As part of the study, the researchers first sought to understand why the brain's immune system cells (microglia) do not inhibit the cancer. Led by doctoral student Elam Yeni, the researchers made a comparison between healthy brain tissues and glioblastoma tissues. For this purpose, the researchers collaborated with brain surgeons from the Ichilov Medical Center who provided them with glioblastoma tumors excised in the operating rooms and brain surgeons from Johns Hopkins University and the Liver Institute in the USA who provided them with normal brain tissues from postmortem surgeries.

"We wanted to know why the immune system in the brain is not doing its job," says Prof. Sachi-Painero. "Therefore, we tested the interactions between the immune system cells in the marrow and the glioblastoma cells in tumors that had just been removed from patients. To our surprise, we found that not only that the microglial cells do not work to stop the cancer cells, they play a decisive negative role in their division, spread and mobility."

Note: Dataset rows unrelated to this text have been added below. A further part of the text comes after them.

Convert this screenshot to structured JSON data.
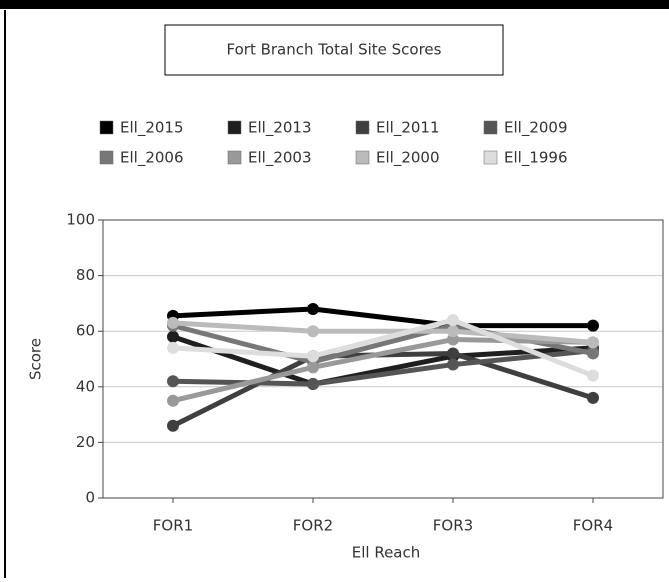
{
  "chart_data": {
    "type": "line",
    "title": "Fort Branch Total Site Scores",
    "x_label": "Ell Reach",
    "y_label": "Score",
    "categories": [
      "FOR1",
      "FOR2",
      "FOR3",
      "FOR4"
    ],
    "ylim": [
      0,
      100
    ],
    "yticks": [
      0,
      20,
      40,
      60,
      80,
      100
    ],
    "grid": true,
    "series": [
      {
        "name": "Ell_2015",
        "color": "#000000",
        "values": [
          65.5,
          68,
          62,
          62
        ]
      },
      {
        "name": "Ell_2013",
        "color": "#1f1f1f",
        "values": [
          58,
          41,
          51,
          54
        ]
      },
      {
        "name": "Ell_2011",
        "color": "#3f3f3f",
        "values": [
          26,
          51,
          52,
          36
        ]
      },
      {
        "name": "Ell_2009",
        "color": "#555555",
        "values": [
          42,
          41,
          48,
          53
        ]
      },
      {
        "name": "Ell_2006",
        "color": "#777777",
        "values": [
          62,
          49,
          62,
          52
        ]
      },
      {
        "name": "Ell_2003",
        "color": "#999999",
        "values": [
          35,
          47,
          57,
          56
        ]
      },
      {
        "name": "Ell_2000",
        "color": "#bbbbbb",
        "values": [
          63,
          60,
          60,
          56
        ]
      },
      {
        "name": "Ell_1996",
        "color": "#dddddd",
        "values": [
          54,
          51,
          64,
          44
        ]
      }
    ]
  }
}
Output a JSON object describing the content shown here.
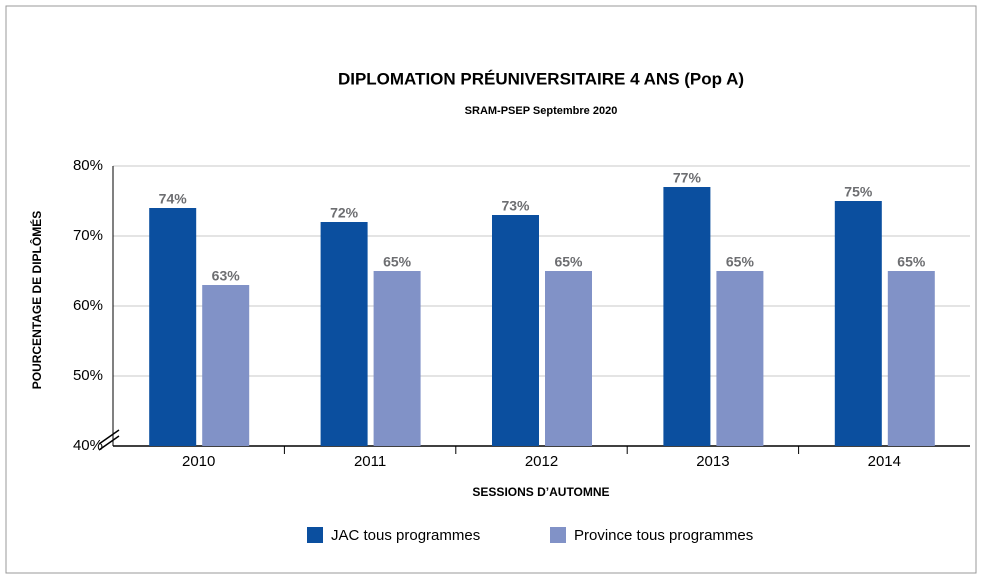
{
  "chart_data": {
    "type": "bar",
    "title": "DIPLOMATION PRÉUNIVERSITAIRE 4 ANS (Pop A)",
    "subtitle": "SRAM-PSEP Septembre 2020",
    "x_label": "SESSIONS D’AUTOMNE",
    "y_label": "POURCENTAGE DE DIPLÔMÉS",
    "categories": [
      "2010",
      "2011",
      "2012",
      "2013",
      "2014"
    ],
    "series": [
      {
        "name": "JAC tous programmes",
        "color": "#0b4f9f",
        "values": [
          74,
          72,
          73,
          77,
          75
        ],
        "value_labels": [
          "74%",
          "72%",
          "73%",
          "77%",
          "75%"
        ]
      },
      {
        "name": "Province tous programmes",
        "color": "#8192c7",
        "values": [
          63,
          65,
          65,
          65,
          65
        ],
        "value_labels": [
          "63%",
          "65%",
          "65%",
          "65%",
          "65%"
        ]
      }
    ],
    "ylim": [
      40,
      80
    ],
    "yticks": [
      {
        "value": 40,
        "label": "40%"
      },
      {
        "value": 50,
        "label": "50%"
      },
      {
        "value": 60,
        "label": "60%"
      },
      {
        "value": 70,
        "label": "70%"
      },
      {
        "value": 80,
        "label": "80%"
      }
    ],
    "grid": true
  }
}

Since cells talk to each other through proteins, the researchers looked at the proteins that are secreted when microglial immune system cells come into contact with glioblastoma cancer cells - and found six proteins that were overexpressed. In the next step, Prof. Sacchi-Painero and her team inhibited each of the proteins to try and isolate the one protein that allows the cancerous tumor to "enslave" the brain's immune system for its purposes - and spread. In this way, the researchers found that it is a protein called SELP that disrupts the function of the immune system and accelerates glioblastoma tumors.

"It is a known protein that helps cells - mainly white blood cells and endothelial cells that make up the blood vessels - to move inside the body," explains Prof. Sachi-Painero. "The meeting between the glioblastoma cells and the microglial cells causes them to express the SELP protein in significant quantities. In the study, we were able to show that the increased SELP helps the cancer cells migrate, as well as penetrate into the brain tissue."

After the researchers inhibited the SELP on the tumor samples from the patients, they noticed that the tumors stopped dividing, stopped moving, and stopped being invasive. The researchers obtained the same results both in tumors in model animals and in XNUMXD models. Subsequently, an RNA sequencing analysis was also performed at the single cell level, in collaboration with the laboratory of Dr. Assaf Medi from the Department of Pathology at the Faculty of Medicine at Tel Aviv University, and there, too, a decrease in the cancerous properties of the cells and activation of the immune system against the spread of the tumor was detected in cases where the SELP was silenced and the connection between the microglia and the glioblastoma cells was disrupted, which led to the inhibition of the cancer progression in the brain.

Prof. Sacchi-Painero emphasizes that the new research may have life-saving therapeutic implications. According to her, by coincidence, these days a second phase clinical trial is being conducted to inhibit SELP for a completely different purpose, to treat pain in sickle cell anemia. Prof. Sacchi-Painero hopes that since the SELP-inhibiting treatment has been shown to be safe for use in humans, it will pave the way for a relatively quick approval of a clinical trial to re-label the treatment for glioblastoma. "Unfortunately, glioblastoma patients need new treatments immediately. Our treatment can be the much-needed breakthrough in the fight against cancer, which is the most frustrating of all."

The new study was funded by the Israel Cancer Research Fund (ICRF), the European Research Council (ERC), the Kahn Foundation, the Cancer Society and the National Science Foundation.